Summary: MSNBC pundit, Joe Scarborough, calls out the current generation of young male gamers as “weak” and “unmarriable”… except for his son and his friends, of course, who are just self-entitled d-bags.
M. Rambler: I’m a hardcore gamer with an extra decade of weakness under my belt, if I’m getting married, does that just mean Joe Scarborough is inferring that women get more desperate as they age?
GlowPuff: In a word – yes.
Brad: Ok, MSNBC is a channel whose programming is so horrendous that NBC actually pre-empted it to show the NHL playoffs. Like, on purpose. You guys know about the National Hockey League, right? The mostly Canadian sport that struggles to find an American audience, especially on TV? Finishes around 100th place in polls of people’s favorite sports? Popular in Detroit, Philly, Minnesota, Buffalo, and… well, that’s about it.
Yeah, Someone at the parent network looked at the ratings for MSNBC and realized “Wow, more people would watch hockey than this.” So exactly why do we care what this guy had to say? It’s not like he was talking about the far more interesting Chicago Blackhawks.
Donald: So… Are you saying that we should listen to them? I don’t watch TV so I consider all the Networks equally garbage. Especially that one with the celebrity dancing show, and the one with the signing competition. Don’t forget that one that has the pathetic group dating show. But I like Hell’s Kitchen.
GlowPuff: Isn’t a Blackhawk a helicopter? Is there a game about that now?
Donald: Chicago Blackhawks Down? Lets just hope they have advanced dog motion capture.
Summary: LAPD responds to a panic button call at local game developer’s office and mistakes their life-sized Simon “Ghost” Riley statue (from Call of Duty: Modern Warefare) as an actual threat. Crazy, huh?
Brad: You know, they did put a life-size, realistic-looking statue of a guy aiming an assault rifle in their window.
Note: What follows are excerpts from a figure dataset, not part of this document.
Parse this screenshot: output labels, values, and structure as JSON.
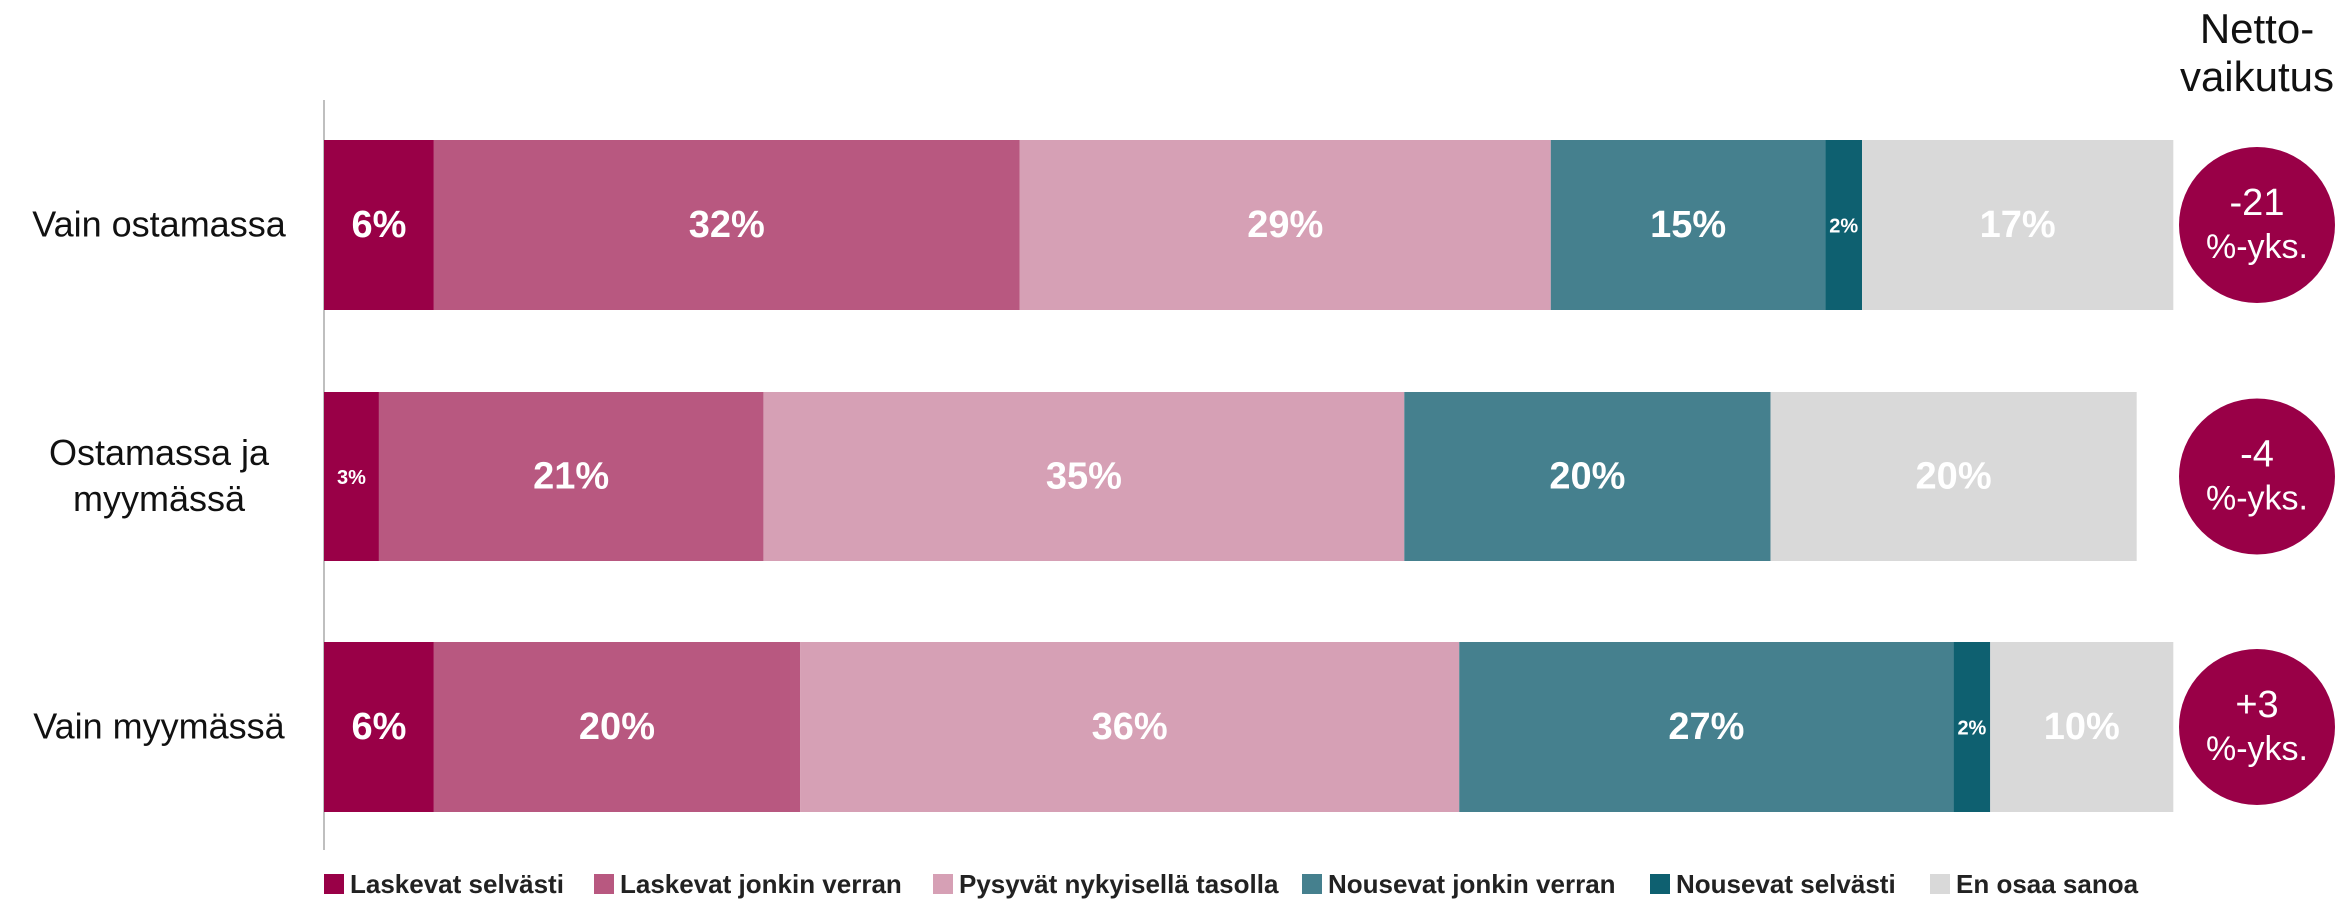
{
  "chart_data": {
    "type": "stacked-bar-horizontal",
    "categories": [
      "Vain ostamassa",
      "Ostamassa ja myymässä",
      "Vain myymässä"
    ],
    "xlim": [
      0,
      100
    ],
    "legend": "bottom",
    "series": [
      {
        "name": "Laskevat selvästi",
        "color": "#990047",
        "values": [
          6,
          3,
          6
        ],
        "value_labels": [
          "6%",
          "3%",
          "6%"
        ]
      },
      {
        "name": "Laskevat jonkin verran",
        "color": "#b85880",
        "values": [
          32,
          21,
          20
        ],
        "value_labels": [
          "32%",
          "21%",
          "20%"
        ]
      },
      {
        "name": "Pysyvät nykyisellä tasolla",
        "color": "#d6a0b5",
        "values": [
          29,
          35,
          36
        ],
        "value_labels": [
          "29%",
          "35%",
          "36%"
        ]
      },
      {
        "name": "Nousevat jonkin verran",
        "color": "#45808e",
        "values": [
          15,
          20,
          27
        ],
        "value_labels": [
          "15%",
          "20%",
          "27%"
        ]
      },
      {
        "name": "Nousevat selvästi",
        "color": "#0e6070",
        "values": [
          2,
          null,
          2
        ],
        "value_labels": [
          "2%",
          null,
          "2%"
        ]
      },
      {
        "name": "En osaa sanoa",
        "color": "#d9d9d9",
        "values": [
          17,
          20,
          10
        ],
        "value_labels": [
          "17%",
          "20%",
          "10%"
        ]
      }
    ],
    "net": {
      "title_lines": [
        "Netto-",
        "vaikutus"
      ],
      "color": "#990047",
      "values": [
        -21,
        -4,
        3
      ],
      "value_labels": [
        "-21",
        "-4",
        "+3"
      ],
      "unit": "%-yks."
    }
  }
}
What did they think would happen, the cops would turn the place into dance central?
Harmonix: No, we actually own the rights to that. Any unauthorized dance parties will be shut down with authority by our own internal SWAT team.
GlowPuff: That’s hilarious! It ended with everyone playing on the office’s NES controller table? DID YOU SEE THIS THING? WANT!
Donald: I imagine the interaction went down something like this, “Mr.Bowling… This is kind of embarrassing… It seems the guy holding you hostage was a statue. So, as long as you didn’t do this for some sort of crazy PR stunt, I think we are good here. Could you take that statue out of the window though? It might cause future confusion… HOLY CRAP, WHAT IS THIS AMAZING LOOKING TABLE?”